Because if God is communion, then the Church is called to be a community of welcome. If God makes room at the table, then the Church is called to be the kind of community where people can discover that there’s room for them, too.
A parish church, like St. Mary’s, is meant to be an example of divine welcome. Not a closed circle or a private club. But a living sign of the God whose love always makes room.
And we widen the circle in all kinds of ways: every time we welcome someone looking for a place to belong, every time we make room for a child, every time we gather around the font, every time we feed a neighbor or share a meal, every time we notice someone standing alone and invite them to sit with us.
Every time we say, in word or deed, “There is room for you here.”
This is especially important at a time like this, when so many people feel isolated and alone, wondering if there’s a place for them anywhere.
Unfortunately, the Church has not always been good at reflecting the open table of God’s love.
Too often, Christians have guarded the entrance. Too often, we have made the circle smaller and acted as though God’s love was scarce, as though grace needed to be rationed or earned.
But the Trinity tells us something different.
The Trinity tells us that at the heart of God is a love that overflows and never ends.
A love that creates, redeems, and sustains.
A love that invites us to share in the divine life.
At the very end of Matthew’s Gospel, after giving them the Great Commission, Jesus says to his disciples, “And remember, I am with you always, to the end of the age.”
That’s important for us to remember.
The disciples are not sent out alone. The One who sends them also goes with them.
And the same is true for us.
Wherever we go, Christ goes with us. We never walk this Christian way of life alone. The One who sends us forth walks beside us.
We don’t have to have every answer figured out. We don’t have to be able to explain every mystery.
We are simply called to live as people who have been drawn into the love of God, and then to make room for others in that same love.

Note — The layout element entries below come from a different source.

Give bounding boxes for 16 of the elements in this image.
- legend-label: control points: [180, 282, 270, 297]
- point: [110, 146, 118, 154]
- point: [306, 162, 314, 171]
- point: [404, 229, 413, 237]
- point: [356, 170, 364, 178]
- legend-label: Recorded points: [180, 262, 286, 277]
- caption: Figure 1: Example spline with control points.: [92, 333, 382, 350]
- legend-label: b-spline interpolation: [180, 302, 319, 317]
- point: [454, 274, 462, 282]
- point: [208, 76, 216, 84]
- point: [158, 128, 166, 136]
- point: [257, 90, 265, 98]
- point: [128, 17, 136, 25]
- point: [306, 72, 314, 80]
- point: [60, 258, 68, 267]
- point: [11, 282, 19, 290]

So maybe this Trinity Sunday, instead of trying to solve the mystery, we might simply receive the invitation.
Look again at the icon.
See the table. See the circle of love and the open space for you and me. And hear the invitation of the Triune God:
There is room for you here.
And then hear the call of Jesus:
Go forth.
Make room for others.
Widen the circle.
Because the life of God is communion.
The mission of the Church is invitation.
And the table of God’s love is wider than we can possibly imagine. Amen.